Language constituting waiver. Where by contract between husband and wife the wife agreed to accept certain bequests under a will to be and that was executed by the husband in full satisfaction of any and all rights of dower, statutory allowances and rights of inheritance as surviving widow, she thereby waived her right to a widows allowance. Vincent v. Martin, 91 Colo. 106, 11 P.2d 1089 (1932).

Wife did not waive her statutory right to take against her husbands will when neither the will, nor a signed statement by the wife, contained specific language of waiver of her statutory entitlement to one-half her husbands estate. In re Estate of Smith, 674 P.2d 972 (Colo. App. 1983).

Waiver cannot arise from presumption, assumption, or construction. It must be in terms clearly and definitely indicating a purpose to waive the specific statutory right. In re Williams Estate, 101 Colo. 262, 72 P.2d 476 (1937); In re Bradleys Estate, 106 Colo. 500, 106 P.2d 1063 (1940); In re Griffees Estate, 108 Colo. 366, 117 P.2d 823 (1941).

States interest in certainty of waiver. One reason why a waiver of the right should appear beyond any doubt is that the state also is vitally interested. If the husband fails to provide support for his widow, the state may have to do so. In re Bradleys Estate, 106 Colo. 500, 106 P.2d 1063 (1940).

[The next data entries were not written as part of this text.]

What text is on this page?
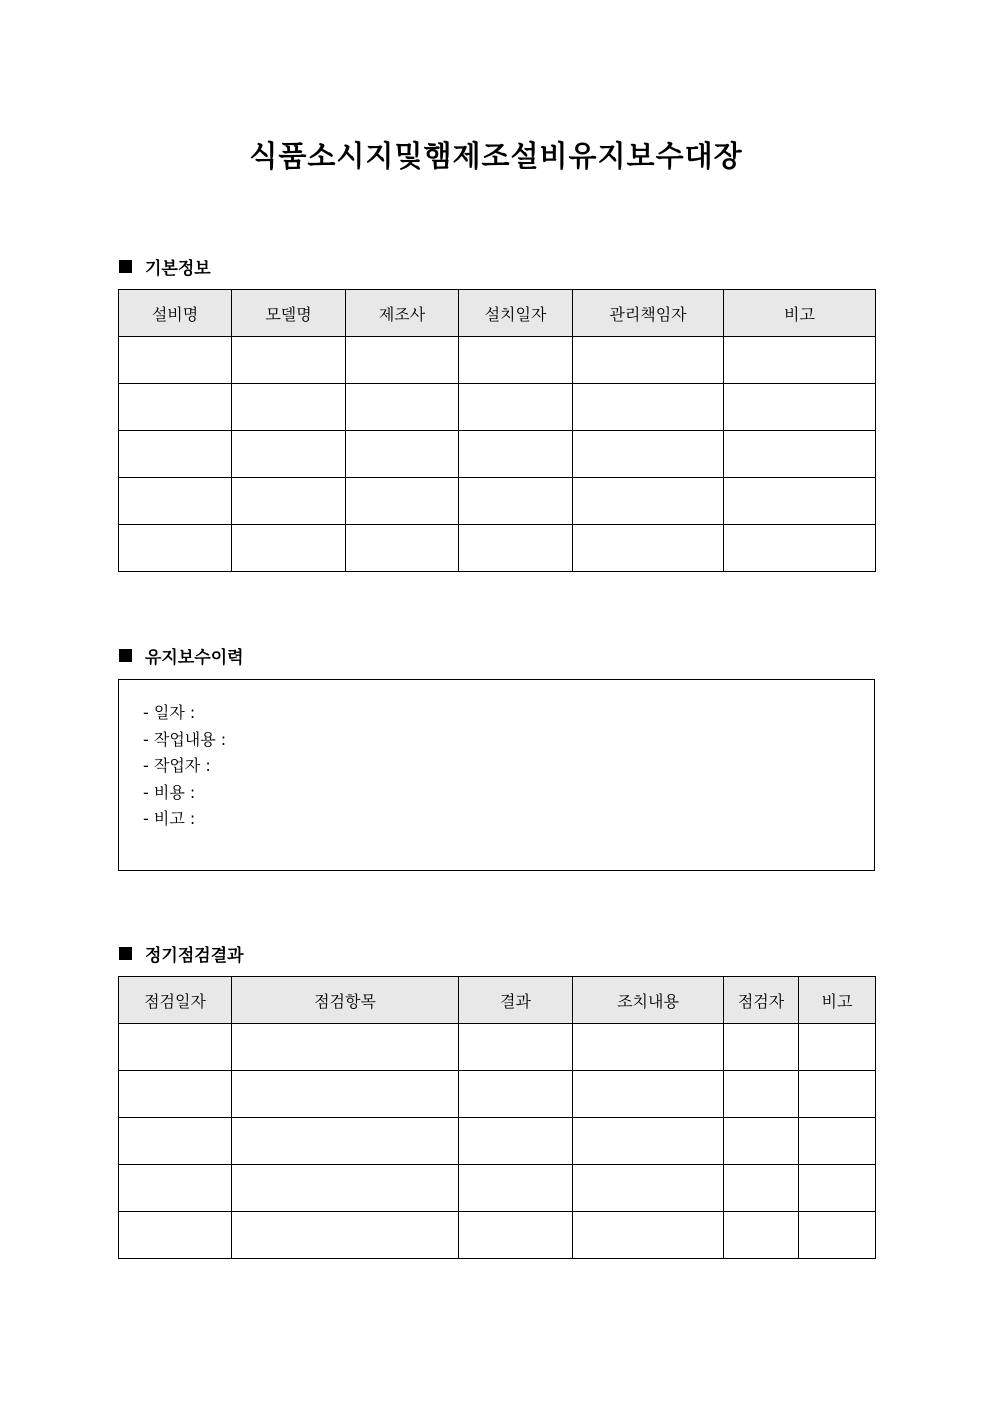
식품소시지및햄제조설비유지보수대장
기본정보
설비명	모델명	제조사	설치일자	관리책임자	비고

유지보수이력
- 일자 :
- 작업내용 :
- 작업자 :
- 비용 :
- 비고 :
정기점검결과
점검일자	점검항목	결과	조치내용	점검자	비고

Intention to waive allowance must be established beyond doubt. The right to a widows allowance is strongly favored by our representative legislative bodies as is indicated by long-standing laws upon the subject, and the right will not be held to have been waived or relinquished except in cases where the intention to waive or relinquish is established beyond doubt. In re McLaughlins Estate, 117 Colo. 67, 184 P.2d 130 (1947).

A stipulation as to division of property entered into in a suit for divorce and incorporated in the interlocutory decree was not intended to waive any statutory allowance that the wife might enjoy as her husbands widow, and, on the death of the husband before the divorce became final, the widow was entitled to her allowance. In re McLaughlins Estate, 117 Colo. 67, 184 P.2d 130 (1947).